Fielding a near full strength side, the Power looked classier by foot, had more avenues to goal and looked far sharper than their Magpie opponents.

The usual suspects in Chad and Kane Cornes, Brendon Lade and Peter Burgoyne all had an impact, while Brett Ebert, Daniel Motlop, Robbie Gray and Shaun Burgoyne combined for 11 of the side’s 15 goals to continually thwart every Magpie attempt to get back into the match.

The other man doing some thwarting was Pearce, with a best afield 33-disposal performance. His speed, skill and ability to work in traffic is something to watch.

Counterpart Travis Boak, the Power’s No.5 draft pick from 2006, also showed plenty and signalled he is ready to step up in 2008 with a solid showing off a wing.

But perhaps the most pleasing aspect for Williams was the fact his relatively inexperienced key defenders in Alipate Carlile, Michael Pettigrew and Toby Thurstans more than matched Rocca, Cloke and Sean Rusling, who apart from one nice mark and dish to Rocca for a goal, struggled to find the ball. It was his only possession for the day.

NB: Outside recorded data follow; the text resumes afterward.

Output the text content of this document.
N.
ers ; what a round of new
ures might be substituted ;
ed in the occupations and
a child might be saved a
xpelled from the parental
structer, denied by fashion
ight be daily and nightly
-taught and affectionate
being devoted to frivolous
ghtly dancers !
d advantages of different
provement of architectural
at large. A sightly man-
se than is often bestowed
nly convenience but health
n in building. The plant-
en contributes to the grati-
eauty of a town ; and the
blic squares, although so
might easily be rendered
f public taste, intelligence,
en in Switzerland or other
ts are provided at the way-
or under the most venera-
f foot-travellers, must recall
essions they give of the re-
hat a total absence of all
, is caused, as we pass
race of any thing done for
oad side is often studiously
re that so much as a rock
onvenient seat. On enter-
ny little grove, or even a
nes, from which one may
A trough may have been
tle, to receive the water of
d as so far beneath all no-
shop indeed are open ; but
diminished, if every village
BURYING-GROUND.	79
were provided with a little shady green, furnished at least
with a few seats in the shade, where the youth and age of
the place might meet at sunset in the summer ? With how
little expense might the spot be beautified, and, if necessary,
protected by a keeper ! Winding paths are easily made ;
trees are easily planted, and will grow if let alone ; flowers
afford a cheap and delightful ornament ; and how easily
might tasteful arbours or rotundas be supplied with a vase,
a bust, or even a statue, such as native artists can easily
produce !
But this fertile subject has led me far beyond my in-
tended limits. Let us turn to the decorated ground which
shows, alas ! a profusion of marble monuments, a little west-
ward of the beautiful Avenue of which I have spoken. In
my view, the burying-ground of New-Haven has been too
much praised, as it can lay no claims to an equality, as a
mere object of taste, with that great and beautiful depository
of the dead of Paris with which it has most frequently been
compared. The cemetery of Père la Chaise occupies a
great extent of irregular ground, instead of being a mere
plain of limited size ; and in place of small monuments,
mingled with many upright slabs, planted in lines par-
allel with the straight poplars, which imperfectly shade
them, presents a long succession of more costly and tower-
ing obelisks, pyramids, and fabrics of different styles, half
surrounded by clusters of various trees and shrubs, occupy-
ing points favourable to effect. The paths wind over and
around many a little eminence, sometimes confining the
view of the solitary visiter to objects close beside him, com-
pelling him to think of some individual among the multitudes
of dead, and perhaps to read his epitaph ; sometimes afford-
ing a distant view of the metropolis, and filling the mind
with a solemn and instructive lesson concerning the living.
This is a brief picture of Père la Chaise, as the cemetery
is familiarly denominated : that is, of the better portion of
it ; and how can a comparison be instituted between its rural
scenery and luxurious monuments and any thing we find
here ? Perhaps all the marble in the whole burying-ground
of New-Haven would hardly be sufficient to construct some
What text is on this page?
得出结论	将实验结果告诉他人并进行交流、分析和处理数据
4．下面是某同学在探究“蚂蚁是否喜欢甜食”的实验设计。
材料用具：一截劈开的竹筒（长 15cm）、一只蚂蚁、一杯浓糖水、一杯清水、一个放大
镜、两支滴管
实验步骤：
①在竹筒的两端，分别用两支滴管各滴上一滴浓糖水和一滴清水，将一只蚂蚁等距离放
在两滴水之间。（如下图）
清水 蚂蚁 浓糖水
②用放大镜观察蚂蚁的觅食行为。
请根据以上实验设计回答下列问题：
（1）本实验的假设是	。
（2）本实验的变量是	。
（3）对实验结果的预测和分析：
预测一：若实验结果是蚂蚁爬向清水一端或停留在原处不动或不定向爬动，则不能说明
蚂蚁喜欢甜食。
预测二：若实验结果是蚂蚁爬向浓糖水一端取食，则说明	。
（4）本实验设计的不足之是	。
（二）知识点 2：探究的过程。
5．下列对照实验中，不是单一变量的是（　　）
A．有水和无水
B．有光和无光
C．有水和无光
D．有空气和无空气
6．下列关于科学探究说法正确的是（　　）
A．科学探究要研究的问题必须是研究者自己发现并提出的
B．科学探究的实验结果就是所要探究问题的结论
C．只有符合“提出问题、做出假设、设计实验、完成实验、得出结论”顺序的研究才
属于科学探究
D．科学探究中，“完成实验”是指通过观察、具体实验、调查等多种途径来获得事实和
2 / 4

The fact Collingwood was able to get so close was a credit to the side’s tenacity given that all afternoon the Magpies were their own worst enemy.

Players continually missed targets, took the wrong option and generally lacked poise with the ball in their hands.

For a brief period late in the second term the Pies’ machine got rolling to cut the margin to a goal just before half time.

A Dale Thomas scissor-kick goal from a goal square ball-up just before half time provided the game’s highlight. Had it been home and away it would have been a serious goal of the year contender.

Thomas ended the game with two goals to be among the best, while Anthony Rocca kicked three in the opening half but struggled to get into the game after the main break.

Travis Cloke, opposed to youngster Carlile, kicked his only goal for the game early in the last term but presented well from centre half-forward and was the Magpies best forward.

At the other end coach Mick Malthouse experimented with Chris Dawes in defence in the absence of Simon Prestigiacomo and Nick Maxwell. Dawes stuck to his guns.

The Pies were without Scott Burns, Tarkan Lockyer and Maxwell.

COLLINGWOOD 1.3 6.4 8.8 9.12 (66)

PORT ADELAIDE 4.1 8.6 10.8 15.11 (101)

GOALS – COLLINGWOOD: Rocca 3, Thomas 2, Swan, Wood, Medhurst, Cloke

PORT ADELAIDE: S Burgoyne 5, Motlop 2, Gray 2, Ebert 2, Tredrea, Westhoff, Salter, Rodan, 

BEST – COLLINGWOOD: T Cloke, R Shaw, Egan, Swan.

PORT ADELAIDE: Pearce, S Burgoyne, K Cornes, Salopek, C Cornes.